Kamis, 4 Oktober 2018 12:13

Rentan Flu Burung, Begini Cara DKPP Cimahi Mengantisipasinya!

Reporter : Fery Bangkit 
Petugas Tengah Melakukan Pemberian Vaksinasi Terhadap Hewan Jenis Ayam.
Petugas Tengah Melakukan Pemberian Vaksinasi Terhadap Hewan Jenis Ayam. [Fery Bangkit/Limawaktu]

Limawaktu.id - Dinas Ketahanan Pangan dan Pertanian (DKPP) Kota Cimahi menyebutkan, potensi penyebaran flu burung atau virus avian influenza cenderung meningkat pada saat cuaca ekstrim seperti sekarang. 

"Cuaca seperti saat ini sangat rentan munculnya virus flu burung. Apalagi, sebagian besar unggas di Kota Cimahi tidak memiliki kandang alias dilepasliarkan," kata Kepala Bidang Pertanian DKPP Kota Cimahi, Mita Mustikasari saat ditemui di Pemkot Cimahi, Jln. Rd. Demang Hardjakusumah, Kamis (4/10/2018).

Untuk mengantisipasinya, DKPP Kota Cimahi secara rutin melakukan vaksinasi terhadap hewan peliharaan jenis unggas milik warga. "Antisipasi flu burung kita rutin lakukan vaksin secara gratis. Dan untuk tahun ini sudah kita laksanakan vaksinasi flu burung di 15 kelurahan di bulan april sampai juli 2018," ungkap Mita.

Dosis vaksiansi virus flu burung yang disediakan mencapai 600 untuk tahun ini. Dosis tersebut akan diberikan untuk semua jenis unggas yakni ayam, burung, dan bebek. Untuk pemberian vaksinnya, petugas DKPP keliling ke setiap kelurahan yang sudah ditentukan poskonya oleh pihak RW.

Upaya lain pencegahan virus flu burung, lanjut Mita, adalah dengan pola hidup bersih dan sehat, cuci tangan setelah kontak dengan unggas. "Yang lebih penting lagi adalah menjaga kebersihan kandang. Kita juga lakukan sosialisasi untuk menjaga kebersihan lingkungan kandang," imbuhnya.

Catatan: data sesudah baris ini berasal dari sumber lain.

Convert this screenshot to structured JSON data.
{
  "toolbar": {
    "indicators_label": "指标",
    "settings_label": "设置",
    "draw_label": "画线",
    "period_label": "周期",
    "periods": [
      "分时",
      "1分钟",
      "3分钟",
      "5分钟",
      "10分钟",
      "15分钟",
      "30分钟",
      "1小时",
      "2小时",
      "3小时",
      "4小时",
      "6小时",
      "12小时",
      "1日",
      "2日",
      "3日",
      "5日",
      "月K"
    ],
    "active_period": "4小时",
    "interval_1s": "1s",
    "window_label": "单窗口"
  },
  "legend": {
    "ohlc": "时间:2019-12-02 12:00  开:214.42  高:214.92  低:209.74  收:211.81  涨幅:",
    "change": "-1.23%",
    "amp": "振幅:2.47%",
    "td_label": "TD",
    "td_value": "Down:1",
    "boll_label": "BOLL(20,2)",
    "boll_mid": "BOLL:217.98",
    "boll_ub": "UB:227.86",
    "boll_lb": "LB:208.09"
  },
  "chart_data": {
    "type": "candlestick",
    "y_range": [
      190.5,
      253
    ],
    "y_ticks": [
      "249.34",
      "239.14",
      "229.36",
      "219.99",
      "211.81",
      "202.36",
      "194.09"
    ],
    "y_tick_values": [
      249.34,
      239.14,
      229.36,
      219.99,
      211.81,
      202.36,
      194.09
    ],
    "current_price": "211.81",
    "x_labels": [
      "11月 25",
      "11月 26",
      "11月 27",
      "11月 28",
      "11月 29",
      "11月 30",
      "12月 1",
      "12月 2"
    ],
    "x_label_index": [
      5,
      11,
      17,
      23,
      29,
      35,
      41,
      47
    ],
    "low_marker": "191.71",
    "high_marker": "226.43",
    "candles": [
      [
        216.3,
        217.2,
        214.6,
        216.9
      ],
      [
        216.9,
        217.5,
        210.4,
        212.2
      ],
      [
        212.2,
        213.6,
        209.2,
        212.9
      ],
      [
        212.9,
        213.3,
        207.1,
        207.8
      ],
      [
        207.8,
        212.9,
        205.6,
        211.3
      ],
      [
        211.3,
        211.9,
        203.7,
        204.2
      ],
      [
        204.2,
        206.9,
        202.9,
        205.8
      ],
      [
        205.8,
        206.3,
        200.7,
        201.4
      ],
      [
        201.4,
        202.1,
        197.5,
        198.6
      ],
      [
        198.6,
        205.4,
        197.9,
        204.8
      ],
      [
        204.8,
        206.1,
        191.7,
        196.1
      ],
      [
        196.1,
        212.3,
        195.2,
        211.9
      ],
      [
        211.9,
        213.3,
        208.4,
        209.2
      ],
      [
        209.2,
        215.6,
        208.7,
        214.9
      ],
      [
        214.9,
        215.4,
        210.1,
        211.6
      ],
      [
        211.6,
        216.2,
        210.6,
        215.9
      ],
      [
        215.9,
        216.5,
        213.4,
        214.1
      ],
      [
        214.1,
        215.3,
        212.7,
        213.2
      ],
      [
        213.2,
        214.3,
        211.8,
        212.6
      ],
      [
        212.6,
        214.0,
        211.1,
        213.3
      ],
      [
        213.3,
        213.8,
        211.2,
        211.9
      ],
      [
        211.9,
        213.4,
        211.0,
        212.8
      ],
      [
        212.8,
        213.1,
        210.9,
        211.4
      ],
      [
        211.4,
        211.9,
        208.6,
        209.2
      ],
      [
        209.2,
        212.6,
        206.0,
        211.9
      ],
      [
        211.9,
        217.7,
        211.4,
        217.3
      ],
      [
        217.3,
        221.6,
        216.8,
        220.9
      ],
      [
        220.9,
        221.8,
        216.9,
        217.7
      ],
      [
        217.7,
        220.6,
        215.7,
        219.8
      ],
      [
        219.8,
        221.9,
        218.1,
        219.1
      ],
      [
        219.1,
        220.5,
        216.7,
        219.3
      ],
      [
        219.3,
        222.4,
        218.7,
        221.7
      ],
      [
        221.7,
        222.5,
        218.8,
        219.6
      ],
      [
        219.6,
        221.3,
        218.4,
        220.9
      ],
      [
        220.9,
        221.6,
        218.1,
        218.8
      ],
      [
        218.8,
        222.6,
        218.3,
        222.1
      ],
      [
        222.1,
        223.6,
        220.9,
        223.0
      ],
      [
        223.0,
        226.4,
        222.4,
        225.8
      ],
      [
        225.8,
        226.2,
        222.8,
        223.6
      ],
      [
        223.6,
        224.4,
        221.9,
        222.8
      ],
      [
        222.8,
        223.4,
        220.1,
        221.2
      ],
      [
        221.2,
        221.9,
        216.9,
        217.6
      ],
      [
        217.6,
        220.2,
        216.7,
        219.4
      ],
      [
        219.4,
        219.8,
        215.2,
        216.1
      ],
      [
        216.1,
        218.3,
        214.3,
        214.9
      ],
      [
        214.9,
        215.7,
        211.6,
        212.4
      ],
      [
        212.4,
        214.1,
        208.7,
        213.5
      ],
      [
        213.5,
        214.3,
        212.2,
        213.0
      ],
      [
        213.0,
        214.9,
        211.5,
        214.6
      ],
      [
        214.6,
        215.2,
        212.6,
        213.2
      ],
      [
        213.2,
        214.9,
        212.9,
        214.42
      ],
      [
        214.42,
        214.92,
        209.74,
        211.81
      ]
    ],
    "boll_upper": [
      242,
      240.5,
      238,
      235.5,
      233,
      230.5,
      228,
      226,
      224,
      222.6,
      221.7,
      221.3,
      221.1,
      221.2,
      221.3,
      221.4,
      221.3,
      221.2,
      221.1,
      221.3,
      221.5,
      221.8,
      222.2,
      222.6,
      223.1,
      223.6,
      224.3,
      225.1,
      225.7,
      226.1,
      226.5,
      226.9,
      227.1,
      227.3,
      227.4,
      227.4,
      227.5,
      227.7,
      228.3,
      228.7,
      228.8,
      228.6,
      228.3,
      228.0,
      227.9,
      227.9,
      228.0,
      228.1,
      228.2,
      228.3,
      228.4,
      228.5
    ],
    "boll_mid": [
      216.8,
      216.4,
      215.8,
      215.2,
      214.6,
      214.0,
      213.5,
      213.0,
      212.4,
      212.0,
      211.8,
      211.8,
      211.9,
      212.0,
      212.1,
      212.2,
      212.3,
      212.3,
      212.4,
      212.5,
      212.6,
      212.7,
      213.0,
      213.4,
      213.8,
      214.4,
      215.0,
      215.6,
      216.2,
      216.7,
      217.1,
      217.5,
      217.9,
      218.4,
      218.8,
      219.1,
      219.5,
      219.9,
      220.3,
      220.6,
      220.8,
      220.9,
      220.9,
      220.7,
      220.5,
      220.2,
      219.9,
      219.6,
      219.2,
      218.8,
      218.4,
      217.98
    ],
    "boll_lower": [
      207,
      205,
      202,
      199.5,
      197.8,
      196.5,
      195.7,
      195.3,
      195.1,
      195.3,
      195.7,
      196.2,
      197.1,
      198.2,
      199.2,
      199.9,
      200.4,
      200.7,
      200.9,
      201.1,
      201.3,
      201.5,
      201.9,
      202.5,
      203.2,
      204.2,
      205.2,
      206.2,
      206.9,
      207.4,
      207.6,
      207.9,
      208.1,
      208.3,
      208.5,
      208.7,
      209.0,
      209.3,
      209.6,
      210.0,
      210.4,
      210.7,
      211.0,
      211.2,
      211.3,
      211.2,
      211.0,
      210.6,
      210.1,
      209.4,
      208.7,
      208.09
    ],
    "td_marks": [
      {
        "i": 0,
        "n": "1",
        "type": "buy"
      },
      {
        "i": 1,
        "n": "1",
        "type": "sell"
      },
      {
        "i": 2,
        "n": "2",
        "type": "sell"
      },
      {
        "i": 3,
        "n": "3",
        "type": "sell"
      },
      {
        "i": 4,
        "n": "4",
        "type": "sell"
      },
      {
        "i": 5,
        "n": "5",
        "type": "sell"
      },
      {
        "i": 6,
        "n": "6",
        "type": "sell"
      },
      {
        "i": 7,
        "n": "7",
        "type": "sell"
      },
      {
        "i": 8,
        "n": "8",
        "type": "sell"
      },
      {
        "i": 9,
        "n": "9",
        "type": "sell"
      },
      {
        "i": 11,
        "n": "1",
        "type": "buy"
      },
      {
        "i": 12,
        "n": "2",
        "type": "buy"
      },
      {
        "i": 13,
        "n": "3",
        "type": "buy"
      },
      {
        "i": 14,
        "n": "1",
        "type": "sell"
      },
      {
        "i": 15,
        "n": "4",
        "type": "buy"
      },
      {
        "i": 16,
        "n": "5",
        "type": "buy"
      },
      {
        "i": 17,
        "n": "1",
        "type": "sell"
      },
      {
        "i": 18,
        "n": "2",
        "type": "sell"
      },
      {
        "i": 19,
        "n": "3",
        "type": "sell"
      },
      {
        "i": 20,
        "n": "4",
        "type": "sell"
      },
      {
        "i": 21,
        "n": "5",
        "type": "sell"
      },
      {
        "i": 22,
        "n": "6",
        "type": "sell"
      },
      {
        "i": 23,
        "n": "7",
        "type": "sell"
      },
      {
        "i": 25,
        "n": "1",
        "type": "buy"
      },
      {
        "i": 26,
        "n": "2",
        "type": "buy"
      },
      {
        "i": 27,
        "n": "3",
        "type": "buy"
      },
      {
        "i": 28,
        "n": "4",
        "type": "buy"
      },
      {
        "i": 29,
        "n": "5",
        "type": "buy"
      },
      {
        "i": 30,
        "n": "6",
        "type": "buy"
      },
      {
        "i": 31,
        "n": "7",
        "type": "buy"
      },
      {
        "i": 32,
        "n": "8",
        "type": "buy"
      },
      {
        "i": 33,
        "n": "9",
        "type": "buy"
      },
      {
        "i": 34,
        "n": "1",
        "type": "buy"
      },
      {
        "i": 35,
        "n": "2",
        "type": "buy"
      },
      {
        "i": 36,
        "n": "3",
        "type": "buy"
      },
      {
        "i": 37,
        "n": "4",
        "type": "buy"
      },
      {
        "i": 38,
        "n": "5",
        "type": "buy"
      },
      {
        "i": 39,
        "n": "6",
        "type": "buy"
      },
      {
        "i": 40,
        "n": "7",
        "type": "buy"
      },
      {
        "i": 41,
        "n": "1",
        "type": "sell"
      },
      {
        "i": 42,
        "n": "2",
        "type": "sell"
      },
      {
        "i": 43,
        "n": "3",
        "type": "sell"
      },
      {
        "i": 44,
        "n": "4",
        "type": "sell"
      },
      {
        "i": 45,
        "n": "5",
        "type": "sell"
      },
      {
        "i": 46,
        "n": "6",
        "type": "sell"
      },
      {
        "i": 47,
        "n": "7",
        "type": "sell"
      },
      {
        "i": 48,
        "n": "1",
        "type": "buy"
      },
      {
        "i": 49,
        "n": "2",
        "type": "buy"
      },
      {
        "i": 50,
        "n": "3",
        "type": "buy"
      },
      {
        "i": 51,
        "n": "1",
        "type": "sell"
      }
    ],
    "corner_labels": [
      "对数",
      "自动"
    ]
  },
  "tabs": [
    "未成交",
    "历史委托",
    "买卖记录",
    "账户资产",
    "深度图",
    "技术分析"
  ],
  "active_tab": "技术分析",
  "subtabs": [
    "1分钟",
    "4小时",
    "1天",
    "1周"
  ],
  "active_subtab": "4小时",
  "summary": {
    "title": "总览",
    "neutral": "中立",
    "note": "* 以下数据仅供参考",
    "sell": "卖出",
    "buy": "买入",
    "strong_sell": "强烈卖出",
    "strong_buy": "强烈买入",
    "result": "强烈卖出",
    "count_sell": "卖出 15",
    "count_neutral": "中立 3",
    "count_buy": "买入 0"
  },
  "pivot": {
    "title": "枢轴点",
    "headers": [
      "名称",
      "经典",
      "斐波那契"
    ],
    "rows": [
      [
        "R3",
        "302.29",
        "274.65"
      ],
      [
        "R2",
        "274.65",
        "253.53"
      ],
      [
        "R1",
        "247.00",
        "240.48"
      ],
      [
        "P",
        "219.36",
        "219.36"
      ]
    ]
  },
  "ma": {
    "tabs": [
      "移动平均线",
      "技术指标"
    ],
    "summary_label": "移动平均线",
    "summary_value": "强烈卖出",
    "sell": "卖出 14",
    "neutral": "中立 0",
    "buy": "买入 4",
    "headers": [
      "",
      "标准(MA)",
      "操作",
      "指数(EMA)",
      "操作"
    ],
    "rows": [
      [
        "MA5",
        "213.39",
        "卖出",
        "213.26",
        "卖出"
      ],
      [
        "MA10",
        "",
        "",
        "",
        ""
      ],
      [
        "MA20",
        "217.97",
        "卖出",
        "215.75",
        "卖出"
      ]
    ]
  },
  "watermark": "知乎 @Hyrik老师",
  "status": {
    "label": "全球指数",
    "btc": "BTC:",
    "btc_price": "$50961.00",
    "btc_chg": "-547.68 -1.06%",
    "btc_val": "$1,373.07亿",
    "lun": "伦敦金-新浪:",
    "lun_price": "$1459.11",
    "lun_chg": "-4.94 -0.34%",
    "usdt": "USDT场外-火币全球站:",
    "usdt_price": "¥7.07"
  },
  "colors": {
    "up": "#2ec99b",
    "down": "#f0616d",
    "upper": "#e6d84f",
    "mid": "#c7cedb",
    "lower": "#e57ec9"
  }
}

Diakuinya, sejauh ini pihaknya belum menerima laporan adanya kasus flu burung di Cimahi. "Terakhir tahun 2017 di kelurahan utama," terangnya. 

Selain vaksinasi flu burung, DKPP Kota Cimahi juga secara rutin melakukan vaksinasi rabies. "Antisipasi  rabies juga sudah kita lakukan vaksinasi di 15 kelurahan, kita turun ke wilayah," terangnya.